# So little food



## poo lover (Nov 7, 2012)

How much do the raw feeders here feed there dogs I'm using PETS4LIFE


----------



## Jamie Hein (Aug 17, 2013)

You feed between 2 and 3% of your dog's body weight. However, some people may find their dog needs more than that or less depending on activity and age. Feel your dog. You should be able to feel the ribs and see the outline of the floating ribs. When looking above you should see a clear waist.


----------



## MollyMuiMa (Oct 13, 2012)

I feed Molly on a rotational schedule of raw & dehydrated raw, (switching from day to day) and half kibble. When it is a 'raw' meat day she usually gets a chicken leg or 2 sm. wings which usually weighs about 3-5 ounces total, in the a.m. and then a 1/4 cup portion of a high grade kibble is in her bowl to graze on. She is not a high energy girl, so even with this moderate amount of food I will now have to watch her weight.... I just weighed her and was surprised to see she weighs 13lbs! She was only 11lbs 3 months ago and her height (11" at the shoulder) is the same! Too many 'last bites' of Mom's food I guess! Hahaha!!!!


----------



## Jamie Hein (Aug 17, 2013)

Sorry I didn't read that you were using a premade raw. The percentages are only for if you are doing prey model raw, so in your case, look at the bag. It should have a feeding guide based on weight. Kennedy eats 1/2 cup a day of premade raw- won't eat the whole meats very well like my cats do.


----------



## poo lover (Nov 7, 2012)

thank you


----------



## CT Girl (Nov 17, 2010)

Read the bag but that sounds like a lot of food to me as that is a little less then 6.5% of her weight. I give Swizzle 4% of his body weight but he is very active . If you were feeding Aunt Jenni, which is what I use, they recommend 2-3 ounces for a 5 pound dog.


----------



## fjm (Jun 4, 2010)

Is she an adult or a growing pups? Puppies need much more food proportional to their current weight.


----------



## poo lover (Nov 7, 2012)

she is a puppy 14weeks of red bur either sleeping or going full tilt. Bag says 4% but when I called them the said feed 3% of expected adult weight? Kibble so much easier but I know raw is better for her the vet hates it says I'm going to damage the dogs by feeding raw.lol she wants me to feed sience diet never happen.


----------



## liljaker (Aug 6, 2011)

That sounds like a lot --- remember there's no "fillers" .


----------



## liljaker (Aug 6, 2011)

poo lover said:


> she is a puppy 14weeks of red bur either sleeping or going full tilt. Bag says 4% but when I called them the said feed 3% of expected adult weight? Kibble so much easier but I know raw is better for her the vet hates it says I'm going to damage the dogs by feeding raw.lol she wants me to feed sience diet never happen.
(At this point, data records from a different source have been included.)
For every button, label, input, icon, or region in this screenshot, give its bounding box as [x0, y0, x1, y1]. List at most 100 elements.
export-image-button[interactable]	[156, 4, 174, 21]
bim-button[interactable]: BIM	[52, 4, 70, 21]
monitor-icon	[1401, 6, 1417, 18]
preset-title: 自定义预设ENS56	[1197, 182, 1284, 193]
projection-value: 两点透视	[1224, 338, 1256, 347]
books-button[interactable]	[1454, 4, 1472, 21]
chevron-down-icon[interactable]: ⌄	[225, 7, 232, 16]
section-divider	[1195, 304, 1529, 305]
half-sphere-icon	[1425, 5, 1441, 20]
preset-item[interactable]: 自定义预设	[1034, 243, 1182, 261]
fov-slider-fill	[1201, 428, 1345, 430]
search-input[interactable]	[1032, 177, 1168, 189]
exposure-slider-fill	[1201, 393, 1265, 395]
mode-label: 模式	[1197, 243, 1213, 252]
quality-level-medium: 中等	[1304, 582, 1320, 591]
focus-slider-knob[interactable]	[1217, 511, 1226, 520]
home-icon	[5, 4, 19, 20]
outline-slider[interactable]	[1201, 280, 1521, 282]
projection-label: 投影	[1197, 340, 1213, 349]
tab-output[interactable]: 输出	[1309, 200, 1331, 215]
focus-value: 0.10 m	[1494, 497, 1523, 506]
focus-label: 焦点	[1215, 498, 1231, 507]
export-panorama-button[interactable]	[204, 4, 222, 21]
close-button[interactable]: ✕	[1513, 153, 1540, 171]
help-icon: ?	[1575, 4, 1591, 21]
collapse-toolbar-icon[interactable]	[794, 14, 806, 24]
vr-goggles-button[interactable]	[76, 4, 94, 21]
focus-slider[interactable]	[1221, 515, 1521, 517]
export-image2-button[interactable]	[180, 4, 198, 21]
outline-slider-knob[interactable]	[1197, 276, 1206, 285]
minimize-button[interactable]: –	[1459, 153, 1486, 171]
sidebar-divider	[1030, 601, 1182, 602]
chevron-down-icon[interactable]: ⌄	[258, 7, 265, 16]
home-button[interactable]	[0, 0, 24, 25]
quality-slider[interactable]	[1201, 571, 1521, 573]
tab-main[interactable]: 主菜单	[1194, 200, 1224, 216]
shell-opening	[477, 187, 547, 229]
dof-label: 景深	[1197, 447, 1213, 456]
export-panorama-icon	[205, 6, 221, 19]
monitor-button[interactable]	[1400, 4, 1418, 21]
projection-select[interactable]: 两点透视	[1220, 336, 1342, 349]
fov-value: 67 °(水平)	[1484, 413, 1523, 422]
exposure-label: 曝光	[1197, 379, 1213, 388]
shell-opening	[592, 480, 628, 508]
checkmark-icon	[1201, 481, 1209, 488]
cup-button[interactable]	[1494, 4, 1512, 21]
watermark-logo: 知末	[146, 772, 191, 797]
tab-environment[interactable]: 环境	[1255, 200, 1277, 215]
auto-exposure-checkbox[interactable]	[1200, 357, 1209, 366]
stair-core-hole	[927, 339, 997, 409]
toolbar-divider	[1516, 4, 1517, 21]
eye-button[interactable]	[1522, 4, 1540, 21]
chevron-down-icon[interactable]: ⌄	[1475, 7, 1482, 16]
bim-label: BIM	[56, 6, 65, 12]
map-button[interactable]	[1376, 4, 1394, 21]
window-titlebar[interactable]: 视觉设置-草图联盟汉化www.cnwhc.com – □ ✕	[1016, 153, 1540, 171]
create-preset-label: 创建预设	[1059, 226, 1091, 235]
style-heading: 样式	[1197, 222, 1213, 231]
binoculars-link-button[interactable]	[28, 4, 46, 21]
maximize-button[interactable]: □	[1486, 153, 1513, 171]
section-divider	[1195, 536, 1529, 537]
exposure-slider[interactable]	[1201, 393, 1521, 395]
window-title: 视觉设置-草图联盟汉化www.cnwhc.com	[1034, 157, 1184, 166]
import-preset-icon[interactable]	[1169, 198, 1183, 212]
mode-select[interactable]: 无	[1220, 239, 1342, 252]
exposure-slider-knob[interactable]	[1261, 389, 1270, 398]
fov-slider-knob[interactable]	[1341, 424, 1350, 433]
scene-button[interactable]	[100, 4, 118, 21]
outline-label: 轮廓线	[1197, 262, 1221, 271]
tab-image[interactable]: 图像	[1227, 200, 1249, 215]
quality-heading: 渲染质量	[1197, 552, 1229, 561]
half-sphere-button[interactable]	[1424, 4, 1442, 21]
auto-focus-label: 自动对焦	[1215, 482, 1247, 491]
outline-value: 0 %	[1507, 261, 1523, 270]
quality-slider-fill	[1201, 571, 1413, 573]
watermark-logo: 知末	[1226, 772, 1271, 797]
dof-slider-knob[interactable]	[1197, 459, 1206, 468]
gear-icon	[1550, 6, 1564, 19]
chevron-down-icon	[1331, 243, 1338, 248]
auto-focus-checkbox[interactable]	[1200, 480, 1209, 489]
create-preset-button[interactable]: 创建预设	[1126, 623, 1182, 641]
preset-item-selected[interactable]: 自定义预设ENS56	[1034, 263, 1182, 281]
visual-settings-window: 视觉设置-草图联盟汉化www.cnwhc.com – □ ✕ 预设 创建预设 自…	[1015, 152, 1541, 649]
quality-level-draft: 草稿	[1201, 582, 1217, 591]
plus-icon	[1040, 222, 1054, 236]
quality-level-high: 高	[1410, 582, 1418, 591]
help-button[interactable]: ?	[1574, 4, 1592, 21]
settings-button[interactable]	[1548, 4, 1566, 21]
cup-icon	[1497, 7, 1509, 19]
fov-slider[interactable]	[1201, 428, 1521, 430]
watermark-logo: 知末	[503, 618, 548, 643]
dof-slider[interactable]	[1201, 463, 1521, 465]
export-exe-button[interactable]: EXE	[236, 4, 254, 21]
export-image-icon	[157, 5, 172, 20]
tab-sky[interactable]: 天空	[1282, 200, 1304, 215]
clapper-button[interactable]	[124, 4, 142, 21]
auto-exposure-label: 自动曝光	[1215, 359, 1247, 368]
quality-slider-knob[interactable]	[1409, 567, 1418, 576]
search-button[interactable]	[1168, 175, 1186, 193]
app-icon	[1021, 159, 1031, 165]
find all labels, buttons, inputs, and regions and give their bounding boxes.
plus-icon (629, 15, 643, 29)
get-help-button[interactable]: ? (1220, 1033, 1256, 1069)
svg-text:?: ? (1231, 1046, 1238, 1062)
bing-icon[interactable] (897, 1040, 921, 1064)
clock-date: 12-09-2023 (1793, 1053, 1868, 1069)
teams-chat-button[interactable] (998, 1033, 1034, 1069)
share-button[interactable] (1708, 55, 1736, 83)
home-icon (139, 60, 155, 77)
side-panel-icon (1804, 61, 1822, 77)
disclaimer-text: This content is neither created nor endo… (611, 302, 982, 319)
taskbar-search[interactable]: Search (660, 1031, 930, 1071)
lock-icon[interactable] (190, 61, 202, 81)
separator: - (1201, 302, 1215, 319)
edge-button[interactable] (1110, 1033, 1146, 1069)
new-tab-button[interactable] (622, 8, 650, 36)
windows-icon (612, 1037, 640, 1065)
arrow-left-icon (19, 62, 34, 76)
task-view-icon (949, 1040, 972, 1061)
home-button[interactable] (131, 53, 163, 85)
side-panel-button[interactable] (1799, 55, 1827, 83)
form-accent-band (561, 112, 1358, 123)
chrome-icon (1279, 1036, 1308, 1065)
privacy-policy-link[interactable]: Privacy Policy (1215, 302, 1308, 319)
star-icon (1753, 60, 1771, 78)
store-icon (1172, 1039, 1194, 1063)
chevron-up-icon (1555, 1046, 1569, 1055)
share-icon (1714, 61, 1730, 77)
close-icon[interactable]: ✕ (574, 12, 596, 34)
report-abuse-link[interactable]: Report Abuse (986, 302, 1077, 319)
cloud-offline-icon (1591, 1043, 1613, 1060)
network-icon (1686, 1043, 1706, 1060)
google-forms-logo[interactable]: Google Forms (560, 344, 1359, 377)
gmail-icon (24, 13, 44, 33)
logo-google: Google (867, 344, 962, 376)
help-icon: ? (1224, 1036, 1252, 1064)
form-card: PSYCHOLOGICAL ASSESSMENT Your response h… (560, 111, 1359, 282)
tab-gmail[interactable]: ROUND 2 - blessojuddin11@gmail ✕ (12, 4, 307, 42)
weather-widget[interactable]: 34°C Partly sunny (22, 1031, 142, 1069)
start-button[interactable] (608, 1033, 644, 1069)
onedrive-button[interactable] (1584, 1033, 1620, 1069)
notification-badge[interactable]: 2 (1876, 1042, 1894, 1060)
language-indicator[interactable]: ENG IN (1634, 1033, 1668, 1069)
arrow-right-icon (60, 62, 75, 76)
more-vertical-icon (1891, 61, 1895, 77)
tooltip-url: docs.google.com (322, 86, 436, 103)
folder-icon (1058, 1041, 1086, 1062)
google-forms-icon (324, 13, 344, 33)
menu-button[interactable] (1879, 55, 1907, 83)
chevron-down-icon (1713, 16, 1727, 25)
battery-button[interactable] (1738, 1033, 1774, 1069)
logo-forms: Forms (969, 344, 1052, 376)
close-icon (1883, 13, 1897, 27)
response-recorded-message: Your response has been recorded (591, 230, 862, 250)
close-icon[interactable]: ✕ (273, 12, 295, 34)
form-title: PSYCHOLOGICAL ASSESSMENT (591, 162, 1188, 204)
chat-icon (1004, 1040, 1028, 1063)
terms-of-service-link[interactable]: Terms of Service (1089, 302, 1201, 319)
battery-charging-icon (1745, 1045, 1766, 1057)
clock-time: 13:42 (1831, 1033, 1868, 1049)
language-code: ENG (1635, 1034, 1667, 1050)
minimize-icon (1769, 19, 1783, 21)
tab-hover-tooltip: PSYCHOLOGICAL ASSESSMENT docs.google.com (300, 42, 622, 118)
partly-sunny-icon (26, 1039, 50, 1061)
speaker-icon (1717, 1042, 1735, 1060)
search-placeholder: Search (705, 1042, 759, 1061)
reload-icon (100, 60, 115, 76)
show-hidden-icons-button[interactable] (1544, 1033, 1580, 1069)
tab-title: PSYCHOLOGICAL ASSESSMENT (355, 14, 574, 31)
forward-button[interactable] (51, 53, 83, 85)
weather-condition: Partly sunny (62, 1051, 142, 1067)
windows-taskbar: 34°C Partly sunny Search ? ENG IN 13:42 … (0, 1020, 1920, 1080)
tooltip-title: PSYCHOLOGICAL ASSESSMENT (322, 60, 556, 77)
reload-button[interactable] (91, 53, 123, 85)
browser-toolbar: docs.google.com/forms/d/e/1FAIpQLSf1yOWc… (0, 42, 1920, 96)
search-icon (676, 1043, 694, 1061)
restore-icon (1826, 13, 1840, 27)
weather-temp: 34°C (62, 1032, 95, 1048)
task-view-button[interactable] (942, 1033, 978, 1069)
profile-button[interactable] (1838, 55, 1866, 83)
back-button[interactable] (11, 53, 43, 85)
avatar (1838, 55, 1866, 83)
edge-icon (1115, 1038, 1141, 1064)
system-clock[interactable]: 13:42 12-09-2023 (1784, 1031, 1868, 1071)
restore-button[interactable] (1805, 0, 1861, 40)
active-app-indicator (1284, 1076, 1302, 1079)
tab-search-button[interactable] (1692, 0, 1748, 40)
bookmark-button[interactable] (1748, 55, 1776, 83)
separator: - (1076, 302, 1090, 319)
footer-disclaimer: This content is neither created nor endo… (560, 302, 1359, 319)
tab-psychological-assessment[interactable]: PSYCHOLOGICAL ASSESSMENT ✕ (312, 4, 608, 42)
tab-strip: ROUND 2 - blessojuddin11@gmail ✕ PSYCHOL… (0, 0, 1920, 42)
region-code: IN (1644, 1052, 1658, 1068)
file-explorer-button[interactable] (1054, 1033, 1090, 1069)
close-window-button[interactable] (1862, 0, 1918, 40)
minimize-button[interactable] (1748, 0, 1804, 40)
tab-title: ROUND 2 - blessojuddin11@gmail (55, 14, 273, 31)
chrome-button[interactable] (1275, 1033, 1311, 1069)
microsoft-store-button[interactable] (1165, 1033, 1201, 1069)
Personally, IMO, you will _damage the dog's health if you continue with SD!!!_ ---- not raw. My vet knows better than to talk foods with me anyway.


----------



## CT Girl (Nov 17, 2010)

The instructions sound correct to me since you have a puppy. SD is a poor quality food you are doing the right thing feeding raw. If you decide to feed kibble get a high quality one not SD. What. Makes more sense to you- feeding fresh healthy food or something that is eatable after it has sat on the shelf for a year?


----------



## Minnie (Apr 25, 2011)

CT Girl said:


> Read the bag but that sounds like a lot of food to me as that is a little less then 6.5% of her weight. I give Swizzle 4% of his body weight but he is very active . If you were feeding Aunt Jenni, which is what I use, they recommend 2-3 ounces for a 5 pound dog.


We currently have Bella on Stella & Chewy's but after relocating will have a lot more options. Have you ever tried S&C to be able to compare it to Aunt Jenni?

Thanks!


----------



## CT Girl (Nov 17, 2010)

I have not tried S & C. I have tried k9 Natural which is suppose to be a very good food. I tried venison, tripe beef and chicken in the K9 and he won't eat even a bite. He will eat Honest Kitchen so I was very surprised when he turned up his nose at this and one other brand. That Aunt Jenni must be pretty tasty not to eave touch the other food even when he was very hungry. I also tried mashing new food with Aunt Jenni and he painstakingly ate around the new food or left it if he could not separate out the Aunt Jenni. It is kind of embarrassing if someone offers a treat that is not organic. If he takes it he spits it out. If someone offers him lung puffs or something healthy and organic he will scarf it right down. To think he started off on Purina Puppy Chow!


----------